The result: supply is tightening for everyone, but Chinese manufacturers are hit hardest.

This isn’t about price — it’s about structure. The top three mining pools — Foundry USA, Antpool, and F2Pool — control over 60% of global hash rate. Foundry is US-based and increasingly favored by institutional capital. Antpool and F2Pool are Chinese. If Bitmain cannot produce competitive ASICs at scale, their clients (Antpool and F2Pool) lose efficiency. Hash rate migrates to Foundry. The US pool becomes the dominant player.

Look at the numbers. In January 2024, Foundry held 28% of total hash rate. By December 2024, that share is projected to hit 35% if current trends hold. The other two Chinese pools are stagnating. That’s a concentration risk most retail miners ignore.

Now the contrarian angle.

Retail sentiment reads this as bullish. “US tightening hurts Chinese miners, so American miners win, Bitcoin wins.” That’s narrative, not analysis. Smart money sees a different risk: jurisdictional centralization. If over 50% of hash rate ends up controlled by a single country’s entities, the network’s censorship resistance weakens. The US government could pressure Foundry to blacklist transactions from sanctioned wallets. That has never happened — but the option exists.

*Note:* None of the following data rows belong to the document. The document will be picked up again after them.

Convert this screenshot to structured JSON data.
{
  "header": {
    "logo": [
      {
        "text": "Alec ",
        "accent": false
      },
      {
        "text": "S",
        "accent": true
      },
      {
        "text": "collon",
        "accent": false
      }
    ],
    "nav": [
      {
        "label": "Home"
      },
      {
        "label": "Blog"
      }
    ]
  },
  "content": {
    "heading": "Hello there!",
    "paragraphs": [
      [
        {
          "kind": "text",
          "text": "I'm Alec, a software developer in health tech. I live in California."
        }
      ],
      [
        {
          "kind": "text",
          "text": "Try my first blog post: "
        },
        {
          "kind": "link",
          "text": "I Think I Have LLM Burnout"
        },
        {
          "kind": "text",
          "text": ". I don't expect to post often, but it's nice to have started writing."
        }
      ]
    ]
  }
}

Liquidity vanishes the moment you need it most.

The same logic applies to the chip supply bottleneck. Miners without access to the latest nodes are forced to operate older, less efficient machines. Their breakeven hash price rises. After the April 2024 halving, miner revenue per hash is already squeezed. Add a 20% increase in hardware costs due to supply constraints, and you get a wave of capitulation by small to mid-sized miners. The survivors are the ones with long-term contracts with US-based chip distributors. That further consolidates power.

My experience from auditing mining pool data: I saw a similar pattern in 2022 after the Terra collapse. Hash rate dropped by 15% in two weeks. But that was an exogenous shock. This is structural. The chip war is a slow bleed, not a flash crash.

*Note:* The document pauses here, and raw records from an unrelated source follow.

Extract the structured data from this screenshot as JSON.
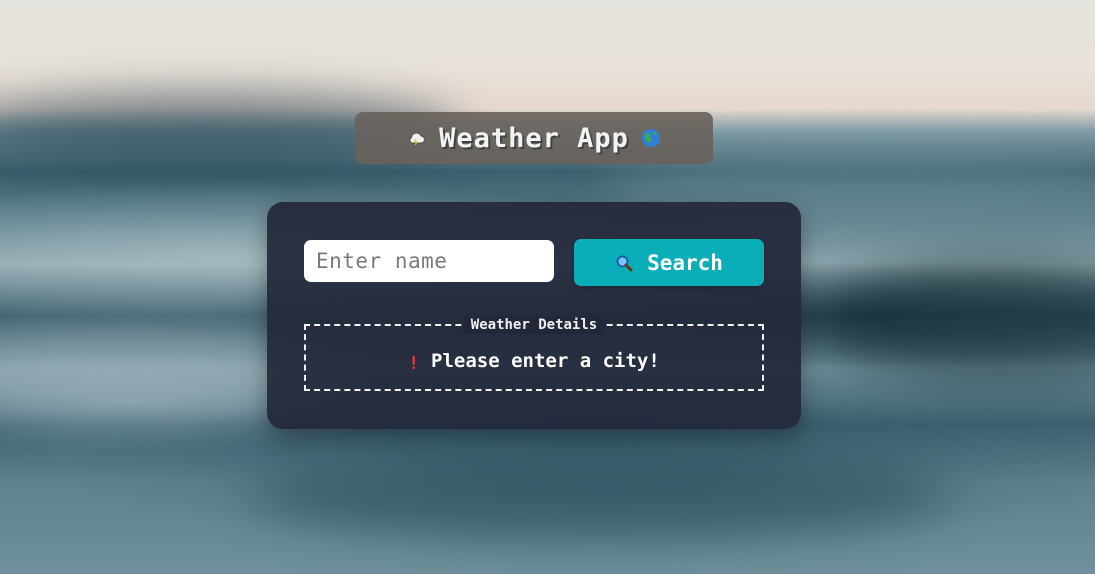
{
  "header": {
    "title": "Weather App",
    "left_icon": "cloud-icon",
    "right_icon": "globe-icon"
  },
  "search": {
    "placeholder": "Enter name",
    "value": "",
    "button_label": "Search",
    "button_icon": "magnifier-icon"
  },
  "details": {
    "legend": "Weather Details",
    "message": "Please enter a city!",
    "message_icon": "exclamation-icon"
  },
  "colors": {
    "card_background": "#22283a",
    "button_accent": "#0aaeb8",
    "title_badge": "#69625c",
    "alert": "#e23b3b",
    "text": "#ffffff"
  }
}
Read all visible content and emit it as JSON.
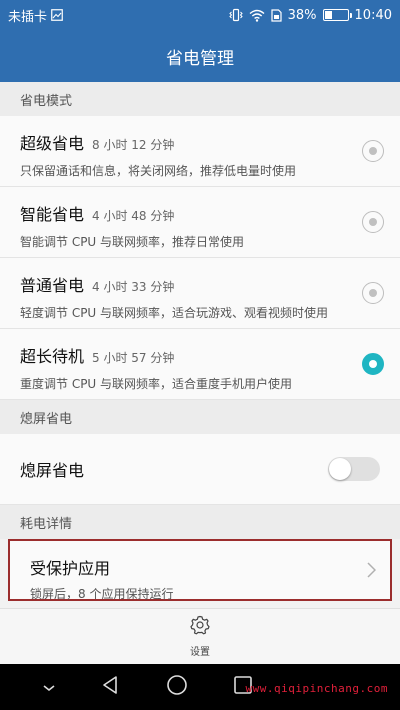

I’ve run the arithmetic. If Bitmain’s S21 volume remains constrained through 2025, the cost of acquiring 1 EH/s will rise by 30% compared to 2023 levels. That pushes marginal miners out. The network difficulty adjusts downward, but only slowly. The real impact is on the distribution of hash power.

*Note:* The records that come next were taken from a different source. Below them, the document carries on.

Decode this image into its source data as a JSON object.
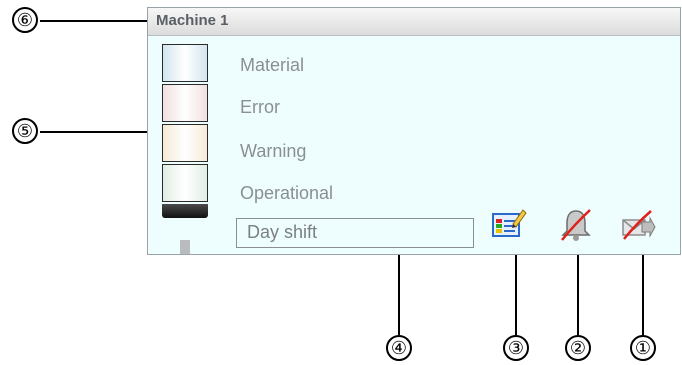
{
  "window": {
    "title": "Machine 1"
  },
  "tower": {
    "lamps": [
      {
        "label": "Material",
        "color": "#d3e6ee"
      },
      {
        "label": "Error",
        "color": "#f1dfdf"
      },
      {
        "label": "Warning",
        "color": "#f5ead6"
      },
      {
        "label": "Operational",
        "color": "#e0ede5"
      }
    ]
  },
  "shift_field": {
    "value": "Day shift"
  },
  "icons": {
    "edit": "notes-edit-icon",
    "alarm_disabled": "bell-muted-icon",
    "forward_disabled": "mail-forward-disabled-icon"
  },
  "callouts": [
    "⑥",
    "⑤",
    "④",
    "③",
    "②",
    "①"
  ]
}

Volatility is just noise waiting to be priced.

Now, what about the DeFi angle? Uniswap V4 hooks are programmable, but that complexity won’t save you when the underlying blockchain’s security model shifts. Bitcoin’s security is hash power. If that becomes concentrated in one jurisdiction, the entire ecosystem reprises. Options market implied volatility on Bitcoin is currently low — around 45% for 30-day ATM. That’s priced for a continuation of the status quo. It ignores the tail risk of US regulatory action directly targeting mining pools.

Takeaway: The chip war is not an AI story. It is a Bitcoin story. The hard evidence is in the shipment delays, the pool share shifts, and the rising hardware costs. Most people will ignore this until a policy tweet from Washington causes a flash crash. By then, the window to hedge will be gone.

The Chip War Crystallizes: How US AI Export Controls Are Accelerating Bitcoin Mining Centralization

I don’t predict prices. I trade structure. The floor is a suggestion, not a law. But when the floor cracks, it’s because the foundation — chip supply — was always concentrated. Watch the BIS Entity List updates. Watch Bitmain’s earnings calls. And remember: options give you the right to walk away. Use them.

Chaos is just data with no label yet. Label this one: structural centralization via chip control.